Any inquiry concerning this communication or earlier communications from the examiner should be directed to Brent Hoover whose telephone number is (303)297-4403. The examiner can normally be reached Monday - Friday 9-5 MST.
Examiner interviews are available via telephone, in-person, and video conferencing using a USPTO supplied web-based collaboration tool. To schedule an interview, applicant is encouraged to use the USPTO Automated Interview Request (AIR) at http://www.uspto.gov/interviewpractice.
If attempts to reach the examiner by telephone are unsuccessful, the examiner’s supervisor, Abdullah Kawsar can be reached on 571-270-3169. The fax phone number for the organization where this application or proceeding is assigned is 571-273-8300.
Information regarding the status of published or unpublished applications may be obtained from Patent Center. Unpublished application information in Patent Center is available to registered users. To file and manage patent submissions in Patent Center, visit: https://patentcenter.uspto.gov. Visit https://www.uspto.gov/patents/apply/patent-center for more information about Patent Center and https://www.uspto.gov/patents/docx for information about filing in DOCX format. For additional questions, contact the Electronic Business Center (EBC) at 866-217-9197 (toll-free). If you would like assistance from a USPTO Customer Service Representative, call 800-786-9199 (IN USA OR CANADA) or 571-272-1000.

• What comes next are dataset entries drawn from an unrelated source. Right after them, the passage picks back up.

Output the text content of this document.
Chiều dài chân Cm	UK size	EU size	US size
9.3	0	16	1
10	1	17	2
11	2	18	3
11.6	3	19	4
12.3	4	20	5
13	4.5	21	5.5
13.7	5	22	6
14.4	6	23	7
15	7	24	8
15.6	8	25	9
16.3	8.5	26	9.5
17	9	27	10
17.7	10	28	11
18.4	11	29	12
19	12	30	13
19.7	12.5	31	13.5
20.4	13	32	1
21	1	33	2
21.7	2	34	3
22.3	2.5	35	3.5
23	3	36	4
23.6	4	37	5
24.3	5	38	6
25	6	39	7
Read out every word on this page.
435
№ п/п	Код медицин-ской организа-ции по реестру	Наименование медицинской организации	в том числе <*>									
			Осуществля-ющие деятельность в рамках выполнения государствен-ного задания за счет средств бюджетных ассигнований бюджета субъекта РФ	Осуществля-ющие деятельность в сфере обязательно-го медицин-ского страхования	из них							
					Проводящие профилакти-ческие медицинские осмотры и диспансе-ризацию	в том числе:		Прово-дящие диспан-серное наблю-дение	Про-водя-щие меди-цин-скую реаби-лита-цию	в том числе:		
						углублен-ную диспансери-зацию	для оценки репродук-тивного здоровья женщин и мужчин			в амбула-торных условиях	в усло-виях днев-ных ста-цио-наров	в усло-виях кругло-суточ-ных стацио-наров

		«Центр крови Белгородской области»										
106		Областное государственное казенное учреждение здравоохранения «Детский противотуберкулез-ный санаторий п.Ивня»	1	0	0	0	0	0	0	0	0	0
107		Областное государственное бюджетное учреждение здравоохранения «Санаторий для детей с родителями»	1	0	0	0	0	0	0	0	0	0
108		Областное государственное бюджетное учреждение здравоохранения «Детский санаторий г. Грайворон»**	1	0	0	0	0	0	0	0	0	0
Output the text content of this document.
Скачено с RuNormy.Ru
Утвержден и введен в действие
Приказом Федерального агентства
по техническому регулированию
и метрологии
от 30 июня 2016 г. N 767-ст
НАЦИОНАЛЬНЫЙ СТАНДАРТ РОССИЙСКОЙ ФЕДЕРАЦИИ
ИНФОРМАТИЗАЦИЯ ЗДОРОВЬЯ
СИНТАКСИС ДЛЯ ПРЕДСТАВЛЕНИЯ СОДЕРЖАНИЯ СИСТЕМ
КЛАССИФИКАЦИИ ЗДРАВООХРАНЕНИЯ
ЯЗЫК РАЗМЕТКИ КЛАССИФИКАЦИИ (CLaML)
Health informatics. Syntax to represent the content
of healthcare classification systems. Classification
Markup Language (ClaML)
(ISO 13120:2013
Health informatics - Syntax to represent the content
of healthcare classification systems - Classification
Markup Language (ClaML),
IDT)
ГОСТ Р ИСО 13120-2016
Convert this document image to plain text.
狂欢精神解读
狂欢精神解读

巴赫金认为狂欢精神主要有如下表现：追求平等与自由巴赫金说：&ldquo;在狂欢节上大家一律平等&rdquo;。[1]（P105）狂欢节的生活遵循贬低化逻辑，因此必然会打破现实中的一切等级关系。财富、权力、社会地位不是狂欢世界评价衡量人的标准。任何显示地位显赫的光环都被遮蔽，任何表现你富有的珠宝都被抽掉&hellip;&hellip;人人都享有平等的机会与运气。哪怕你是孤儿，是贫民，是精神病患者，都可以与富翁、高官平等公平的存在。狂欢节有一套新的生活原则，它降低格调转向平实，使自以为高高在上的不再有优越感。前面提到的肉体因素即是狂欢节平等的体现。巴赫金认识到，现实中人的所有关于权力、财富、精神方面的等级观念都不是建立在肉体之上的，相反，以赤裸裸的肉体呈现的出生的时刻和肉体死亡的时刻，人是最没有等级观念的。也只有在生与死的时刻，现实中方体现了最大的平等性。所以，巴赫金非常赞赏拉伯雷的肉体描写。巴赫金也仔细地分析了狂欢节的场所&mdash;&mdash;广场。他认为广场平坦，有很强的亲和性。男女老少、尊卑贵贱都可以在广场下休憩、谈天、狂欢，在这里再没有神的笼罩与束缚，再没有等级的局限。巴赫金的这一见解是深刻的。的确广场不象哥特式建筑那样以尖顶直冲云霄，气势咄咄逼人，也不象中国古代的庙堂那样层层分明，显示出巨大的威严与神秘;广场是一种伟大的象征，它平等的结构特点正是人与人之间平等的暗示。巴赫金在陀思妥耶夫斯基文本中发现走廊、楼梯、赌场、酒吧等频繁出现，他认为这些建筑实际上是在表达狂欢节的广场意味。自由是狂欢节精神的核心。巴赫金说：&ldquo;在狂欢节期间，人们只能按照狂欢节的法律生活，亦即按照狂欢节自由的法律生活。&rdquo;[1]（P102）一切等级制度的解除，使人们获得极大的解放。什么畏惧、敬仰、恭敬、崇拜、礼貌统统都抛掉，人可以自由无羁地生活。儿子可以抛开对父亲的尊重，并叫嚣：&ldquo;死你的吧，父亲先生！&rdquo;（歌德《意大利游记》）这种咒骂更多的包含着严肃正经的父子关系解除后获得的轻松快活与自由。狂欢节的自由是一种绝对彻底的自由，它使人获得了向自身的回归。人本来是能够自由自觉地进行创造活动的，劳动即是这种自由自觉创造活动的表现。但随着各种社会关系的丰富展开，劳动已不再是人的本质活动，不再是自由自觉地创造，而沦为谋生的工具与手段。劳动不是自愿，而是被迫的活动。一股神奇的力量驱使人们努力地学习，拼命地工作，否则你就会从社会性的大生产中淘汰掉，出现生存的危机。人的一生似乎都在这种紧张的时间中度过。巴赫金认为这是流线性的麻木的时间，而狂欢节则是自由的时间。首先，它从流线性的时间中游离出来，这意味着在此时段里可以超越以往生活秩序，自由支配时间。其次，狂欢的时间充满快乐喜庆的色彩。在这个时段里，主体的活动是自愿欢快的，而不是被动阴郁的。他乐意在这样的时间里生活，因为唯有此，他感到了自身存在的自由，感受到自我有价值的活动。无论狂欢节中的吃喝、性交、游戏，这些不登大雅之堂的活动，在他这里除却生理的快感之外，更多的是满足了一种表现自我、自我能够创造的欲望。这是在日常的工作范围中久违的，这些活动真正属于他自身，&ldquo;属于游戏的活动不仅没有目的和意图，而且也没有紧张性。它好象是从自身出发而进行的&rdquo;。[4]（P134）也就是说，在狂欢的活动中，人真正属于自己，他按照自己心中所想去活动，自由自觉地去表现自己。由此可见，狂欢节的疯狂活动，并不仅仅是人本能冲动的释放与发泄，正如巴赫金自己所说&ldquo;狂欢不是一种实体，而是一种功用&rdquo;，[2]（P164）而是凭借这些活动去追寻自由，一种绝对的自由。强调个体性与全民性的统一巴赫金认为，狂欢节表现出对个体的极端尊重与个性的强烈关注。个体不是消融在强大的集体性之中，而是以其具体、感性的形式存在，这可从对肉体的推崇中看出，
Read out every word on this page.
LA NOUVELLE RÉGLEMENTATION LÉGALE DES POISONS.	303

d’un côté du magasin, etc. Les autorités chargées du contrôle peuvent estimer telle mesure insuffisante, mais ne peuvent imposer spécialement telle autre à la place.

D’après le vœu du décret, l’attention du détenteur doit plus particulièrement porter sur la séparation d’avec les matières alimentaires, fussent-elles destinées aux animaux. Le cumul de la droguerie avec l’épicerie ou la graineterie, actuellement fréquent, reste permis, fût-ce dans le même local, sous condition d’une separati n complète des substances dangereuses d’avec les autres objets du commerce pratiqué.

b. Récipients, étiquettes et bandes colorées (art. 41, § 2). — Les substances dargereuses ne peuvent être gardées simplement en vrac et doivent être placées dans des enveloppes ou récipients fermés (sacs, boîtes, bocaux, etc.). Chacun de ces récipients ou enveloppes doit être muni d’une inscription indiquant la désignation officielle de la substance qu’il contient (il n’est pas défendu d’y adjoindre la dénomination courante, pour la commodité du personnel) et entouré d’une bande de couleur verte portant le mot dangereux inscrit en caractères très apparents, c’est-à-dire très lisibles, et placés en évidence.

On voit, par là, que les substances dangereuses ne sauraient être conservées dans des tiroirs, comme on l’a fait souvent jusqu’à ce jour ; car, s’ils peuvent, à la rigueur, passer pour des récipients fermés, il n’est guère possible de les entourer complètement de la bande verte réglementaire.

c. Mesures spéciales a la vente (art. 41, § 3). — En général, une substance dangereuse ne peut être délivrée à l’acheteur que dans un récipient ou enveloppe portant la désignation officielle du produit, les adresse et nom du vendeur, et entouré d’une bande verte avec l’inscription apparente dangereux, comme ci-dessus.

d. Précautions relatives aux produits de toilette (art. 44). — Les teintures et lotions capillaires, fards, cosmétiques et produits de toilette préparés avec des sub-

/BRENT JOHNSTON HOOVER/Examiner, Art Unit 2127                                                                                                                                                                                                        




    
        
            
        
            
        
            
    

    
        1 Note that the Specification appears to provide sufficient structural support for “a motion component”, “an action detection component”, and “a loss component” in at least paragraphs [0030] and [0105] and Figures 1 and 10 of the originally filed specification, and all of the components appear to be generic processing elements.